Creating a notification channel with the same name and settings again doesn’t cause any problem, so you can create the notification channels at the launch of your app.

if (Build.VERSION.SDK_INT >= Build.VERSION_CODES.O) {
   NotificationManager notificationManager = (NotificationManager) getSystemService(NOTIFICATION_SERVICE);
   String id = "id_product";
   // The user-visible name of the channel.
   CharSequence name = "Product";
   // The user-visible description of the channel.
   String description = "Notifications regarding our products";
   int importance = NotificationManager.IMPORTANCE_MAX;
   NotificationChannel mChannel = new NotificationChannel(id, name, importance);
   // Configure the notification channel.
   mChannel.setDescription(description);
   mChannel.enableLights(true);
   // Sets the notification light color for notifications posted to this
   // channel, if the device supports this feature.
   mChannel.setLightColor(Color.RED);
   notificationManager.createNotificationChannel(mChannel);
}

Notification Badges

The new Android O launched a cool feature called Notification Dots/Badges which show notifications that a user has not dismissed on a long press of the app’s icon. By default, each new notification in a particular channel will increment the number displayed in the long-press menu. You can change the number appearing by setting a number of your choice while building the notification.

Android O Push Notification

Creating a push notification on Android Oreo

To create a notification, you will use the NotificationCompat.Builder class.

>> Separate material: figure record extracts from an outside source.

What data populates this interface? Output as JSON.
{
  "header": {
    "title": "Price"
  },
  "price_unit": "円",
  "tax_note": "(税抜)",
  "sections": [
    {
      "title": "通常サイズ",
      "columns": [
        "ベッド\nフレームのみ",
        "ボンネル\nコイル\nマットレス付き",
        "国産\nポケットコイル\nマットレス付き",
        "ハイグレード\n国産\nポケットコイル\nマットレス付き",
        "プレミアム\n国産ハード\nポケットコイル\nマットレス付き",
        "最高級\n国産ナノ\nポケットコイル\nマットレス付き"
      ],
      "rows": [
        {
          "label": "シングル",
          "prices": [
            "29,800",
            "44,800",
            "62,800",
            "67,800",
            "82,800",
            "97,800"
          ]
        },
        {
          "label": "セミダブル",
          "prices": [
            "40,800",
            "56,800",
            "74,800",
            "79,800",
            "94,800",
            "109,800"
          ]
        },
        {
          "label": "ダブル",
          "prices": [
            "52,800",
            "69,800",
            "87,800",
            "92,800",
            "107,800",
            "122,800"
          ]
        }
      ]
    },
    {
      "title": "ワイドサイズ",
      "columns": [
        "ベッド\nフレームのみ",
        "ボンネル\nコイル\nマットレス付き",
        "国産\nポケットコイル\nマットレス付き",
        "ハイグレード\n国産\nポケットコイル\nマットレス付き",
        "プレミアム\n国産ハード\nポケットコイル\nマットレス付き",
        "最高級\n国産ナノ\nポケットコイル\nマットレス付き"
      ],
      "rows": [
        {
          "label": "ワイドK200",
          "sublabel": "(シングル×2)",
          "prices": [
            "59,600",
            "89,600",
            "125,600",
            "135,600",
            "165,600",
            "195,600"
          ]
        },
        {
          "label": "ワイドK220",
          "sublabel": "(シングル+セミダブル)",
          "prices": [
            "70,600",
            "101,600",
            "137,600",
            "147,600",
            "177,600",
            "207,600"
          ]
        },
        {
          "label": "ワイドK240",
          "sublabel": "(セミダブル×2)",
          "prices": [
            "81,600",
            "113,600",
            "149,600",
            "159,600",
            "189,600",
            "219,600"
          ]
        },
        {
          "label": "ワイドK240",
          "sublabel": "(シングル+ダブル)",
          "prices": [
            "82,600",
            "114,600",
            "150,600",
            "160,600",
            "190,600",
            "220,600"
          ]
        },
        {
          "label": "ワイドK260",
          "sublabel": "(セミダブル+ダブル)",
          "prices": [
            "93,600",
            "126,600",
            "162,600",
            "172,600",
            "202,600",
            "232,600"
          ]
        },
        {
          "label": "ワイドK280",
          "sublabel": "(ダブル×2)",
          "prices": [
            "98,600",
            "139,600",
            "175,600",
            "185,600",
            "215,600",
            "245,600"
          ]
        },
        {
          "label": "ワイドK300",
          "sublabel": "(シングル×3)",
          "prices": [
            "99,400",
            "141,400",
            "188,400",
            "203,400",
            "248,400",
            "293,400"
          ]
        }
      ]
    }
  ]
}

The constructor which was used before took only Context as a parameter, but in Android O, the constructor looks like this –

NotificationCompat.Builder(Context context, String channelId)

We’ll be using Postman to send ourselves a push notification payload which looks like this

{ 
    "data": {
    "nm": "Trying out the Oreo",
    "nt": "Android O"
  },
  
  "to" : "Your FCM Token"
}

The following code snippet will show you how to create a notification –

Intent intent1 = new Intent(getApplicationContext(), MainActivity.class);
PendingIntent pendingIntent = PendingIntent.getActivity(getApplicationContext(), 123, intent1, PendingIntent.FLAG_UPDATE_CURRENT);
NotificationCompat.Builder notificationBuilder = new NotificationCompat.Builder(getApplicationContext(),"id_product")
       .setSmallIcon(R.drawable.flatpnicon) //your app icon
       .setBadgeIconType(R.drawable.flatpnicon) //your app icon
       .setChannelId(id)
       .setContentTitle(extras.get("nt").toString())
       .setAutoCancel(true).setContentIntent(pendingIntent)
       .setNumber(1)
       .setColor(255)
       .setContentText(extras.get("nm").toString())
       .setWhen(System.currentTimeMillis());
notificationManager.notify(1, notificationBuilder.build());

Android O gives you a few more functions to customize your notification –

  • setNumber() – allows you to set the number displayed in the long-press menu
  • setChannelId() – allows you set the Channel Id explicitly if you are using the old constructor
  • setColor() – allows a RGB value to put a color theme for your notification
  • setBadgeIconType() – allows you to set an icon to be displayed in the long-press menu

Your notification will look like on Android O:

Android Oreo Push Notification

That’s it! This is all you need, to try out the cool new notification features of Android O.